Armenian Old Bolshevik and Soviet politician (1886–1937)

Sahak Mirzayi Ter-Gabrielyan (Սահակ Միրզայի Տեր-Գաբրիելյան; – 21 August 1937) was an Armenian Old Bolshevik and Soviet politician.

==Biography==
A native of Nagorno-Karabakh, Ter-Gabrielyan was born in Shushi to the family of a tailor. He became a member of the Russian Social Democratic Labour Party in 1902. From 1904, he was a communist activist in Baku. In 1918 during the period of the Baku Commune, he was the minister of oil and the chairman of the Emergency Commission. In 1920 he served as a member of the Revolutionary Committee of Armenia, then in 1921 became the permanent representative of Armenian SSR (later from 1923 to 1928 – of the Transcaucasian SFSR) in the Russian SFSR. From 1928 to 1935 he was the Chairman of the Council of People's Commissars of Armenian SSR (equivalent of prime minister).

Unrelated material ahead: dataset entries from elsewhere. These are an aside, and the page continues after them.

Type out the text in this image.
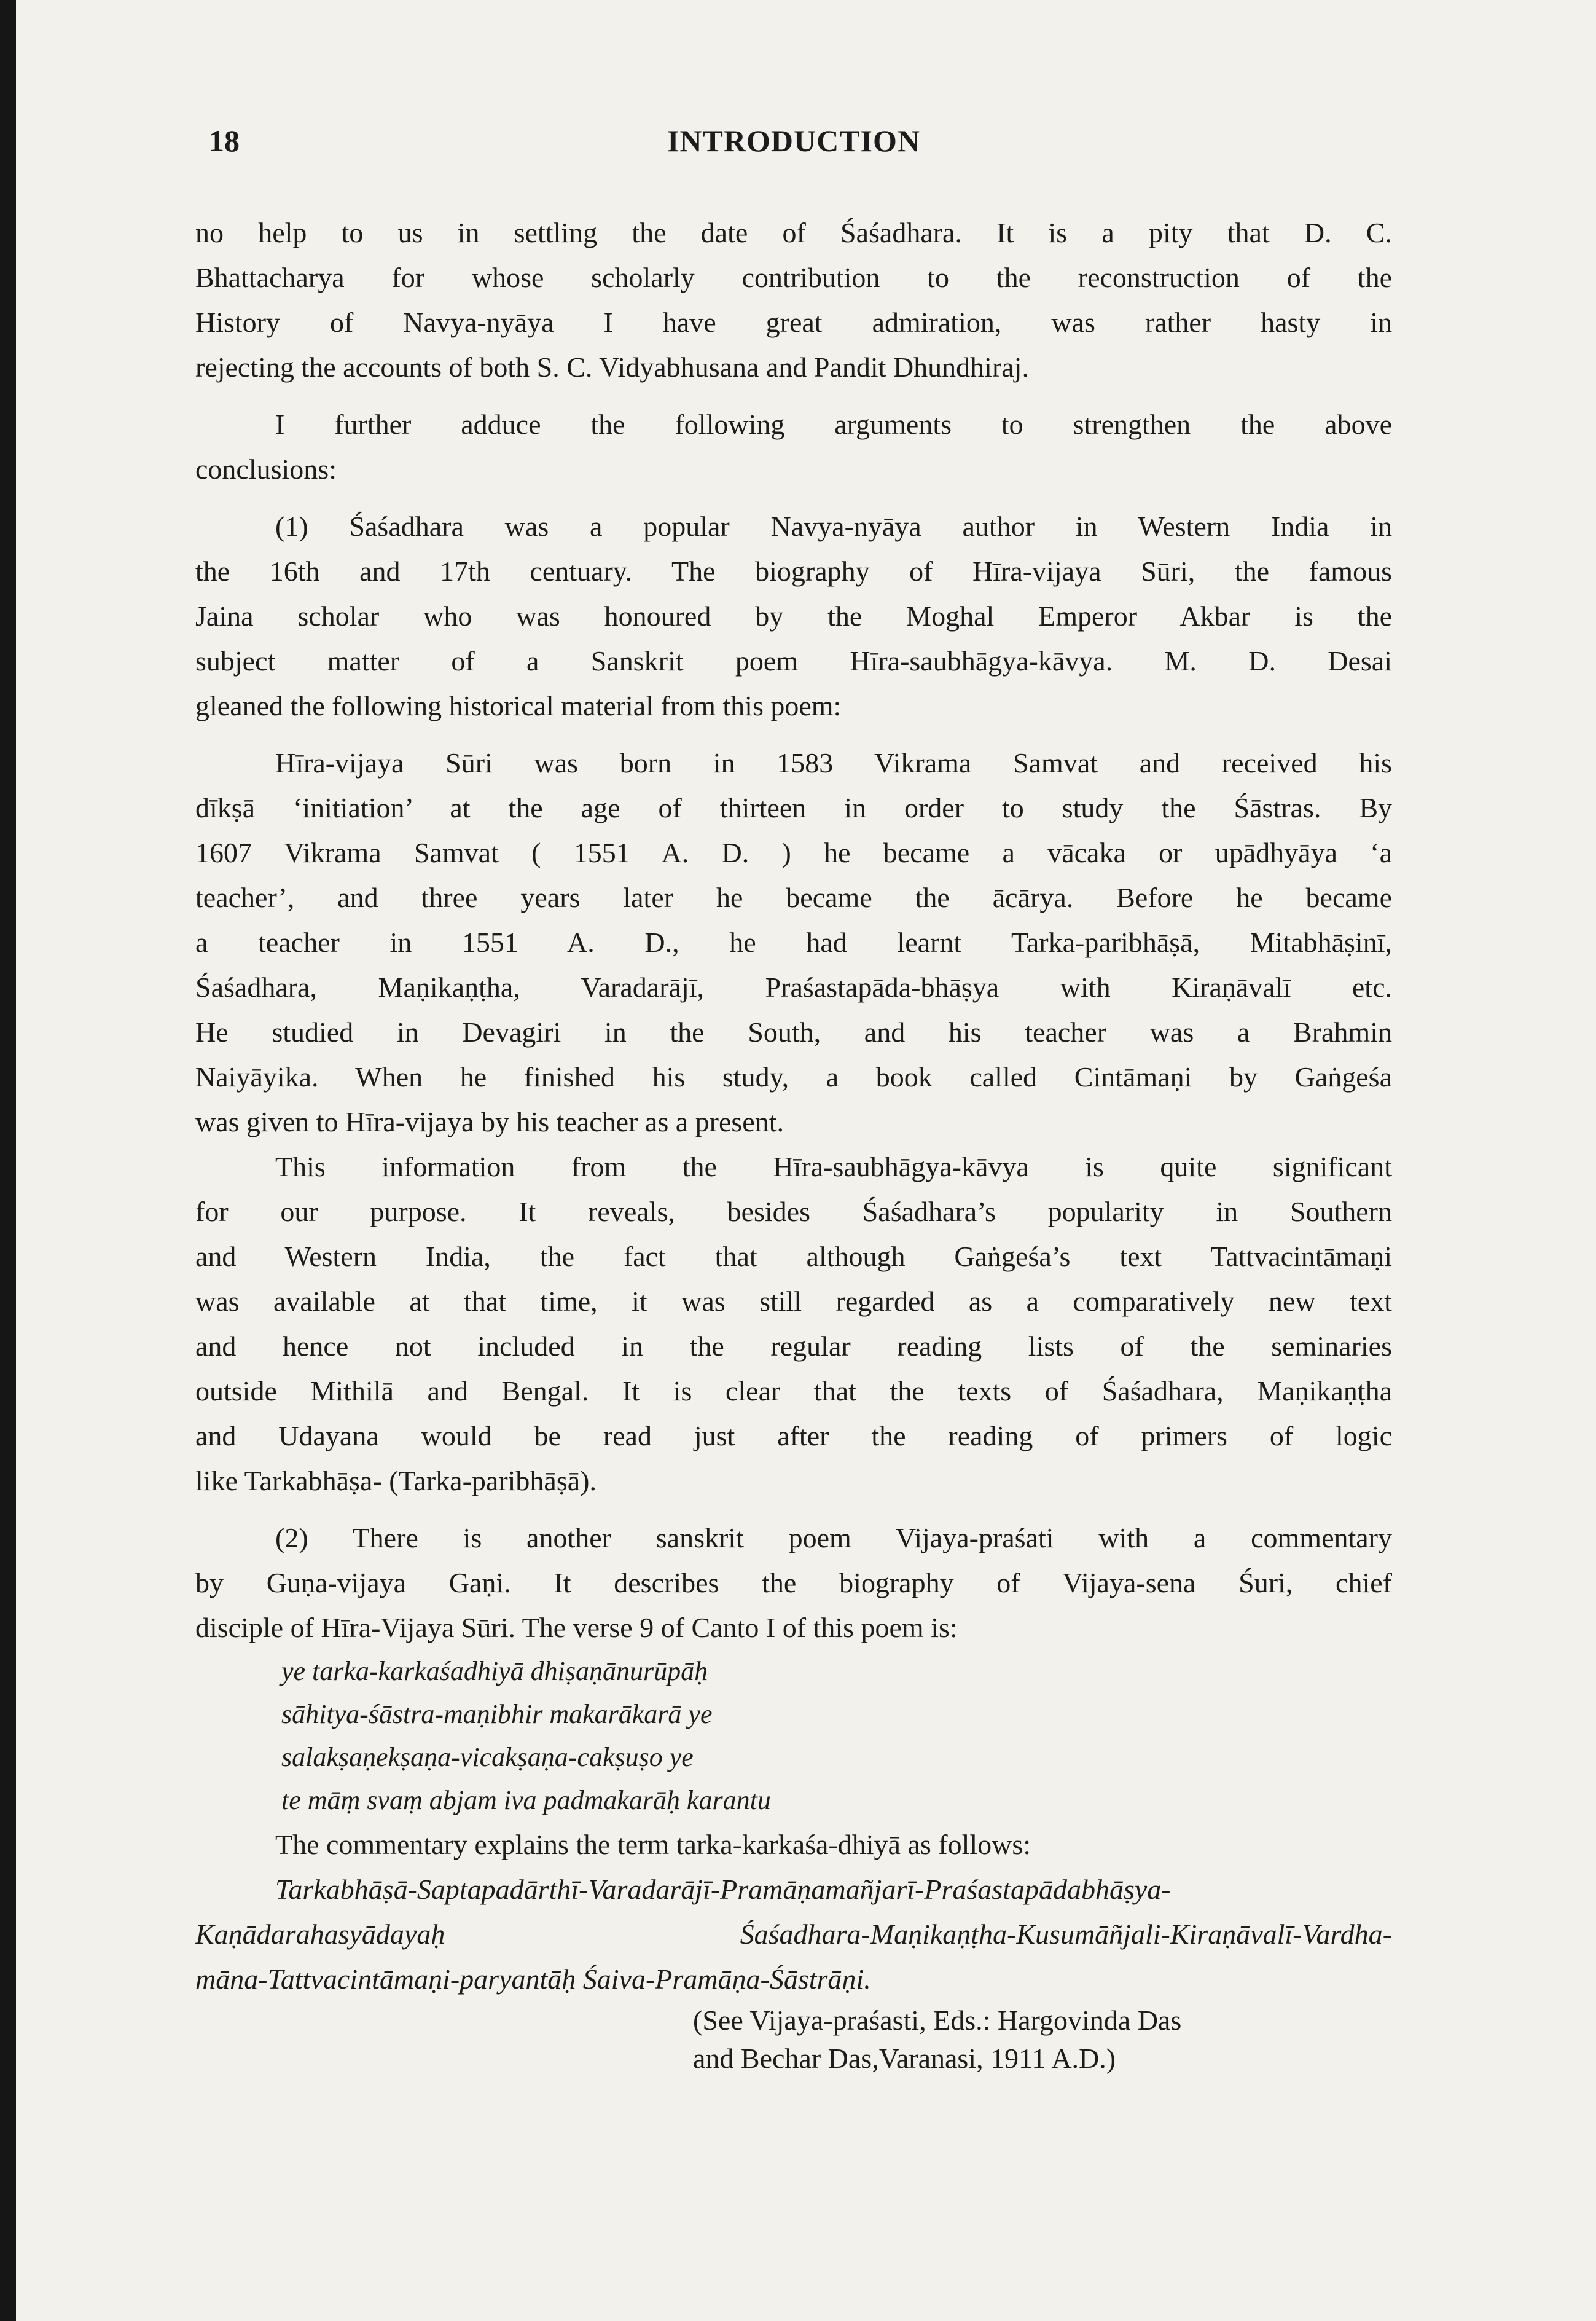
18	INTRODUCTION
no help to us in settling the date of Śaśadhara. It is a pity that D. C.
Bhattacharya for whose scholarly contribution to the reconstruction of the
History of Navya-nyāya I have great admiration, was rather hasty in
rejecting the accounts of both S. C. Vidyabhusana and Pandit Dhundhiraj.
I further adduce the following arguments to strengthen the above
conclusions:
(1) Śaśadhara was a popular Navya-nyāya author in Western India in
the 16th and 17th centuary. The biography of Hīra-vijaya Sūri, the famous
Jaina scholar who was honoured by the Moghal Emperor Akbar is the
subject matter of a Sanskrit poem Hīra-saubhāgya-kāvya. M. D. Desai
gleaned the following historical material from this poem:
Hīra-vijaya Sūri was born in 1583 Vikrama Samvat and received his
dīkṣā ‘initiation’ at the age of thirteen in order to study the Śāstras. By
1607 Vikrama Samvat ( 1551 A. D. ) he became a vācaka or upādhyāya ‘a
teacher’, and three years later he became the ācārya. Before he became
a teacher in 1551 A. D., he had learnt Tarka-paribhāṣā, Mitabhāṣinī,
Śaśadhara, Maṇikaṇṭha, Varadarājī, Praśastapāda-bhāṣya with Kiraṇāvalī etc.
He studied in Devagiri in the South, and his teacher was a Brahmin
Naiyāyika. When he finished his study, a book called Cintāmaṇi by Gaṅgeśa
was given to Hīra-vijaya by his teacher as a present.
This information from the Hīra-saubhāgya-kāvya is quite significant
for our purpose. It reveals, besides Śaśadhara’s popularity in Southern
and Western India, the fact that although Gaṅgeśa’s text Tattvacintāmaṇi
was available at that time, it was still regarded as a comparatively new text
and hence not included in the regular reading lists of the seminaries
outside Mithilā and Bengal. It is clear that the texts of Śaśadhara, Maṇikaṇṭha
and Udayana would be read just after the reading of primers of logic
like Tarkabhāṣa- (Tarka-paribhāṣā).
(2) There is another sanskrit poem Vijaya-praśati with a commentary
by Guṇa-vijaya Gaṇi. It describes the biography of Vijaya-sena Śuri, chief
disciple of Hīra-Vijaya Sūri. The verse 9 of Canto I of this poem is:
ye tarka-karkaśadhiyā dhiṣaṇānurūpāḥ
sāhitya-śāstra-maṇibhir makarākarā ye
salakṣaṇekṣaṇa-vicakṣaṇa-cakṣuṣo ye
te māṃ svaṃ abjam iva padmakarāḥ karantu
The commentary explains the term tarka-karkaśa-dhiyā as follows:
Tarkabhāṣā-Saptapadārthī-Varadarājī-Pramāṇamañjarī-Praśastapādabhāṣya-
Kaṇādarahasyādayaḥ Śaśadhara-Maṇikaṇṭha-Kusumāñjali-Kiraṇāvalī-Vardha-
māna-Tattvacintāmaṇi-paryantāḥ Śaiva-Pramāṇa-Śāstrāṇi.
(See Vijaya-praśasti, Eds.: Hargovinda Das
and Bechar Das,Varanasi, 1911 A.D.)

In 1931, Ter-Gabrielyan openly opposed Joseph Stalin's decision to appoint Lavrentiy Beria second secretary of the Communist Party's regional committee of the Transcaucasian SFSR. He was known to refer to Beria as "an upstart, an adventurer, a forceful brute," and "a dangerous bastard." On 25 June 1937, Ter-Gabrielyan fell victim to the Great Purge and was arrested in Moscow. He was kept at Butyrka prison and "transferred to Armenia on July 3." While under NKVD interrogation, Ter-Gabrielyan "either jumped or was pushed from the third-floor window" of the Armenian NKVD building in Yerevan on 21 August. He was posthumously rehabilitated during the Khrushchev Thaw on 26 April 1956.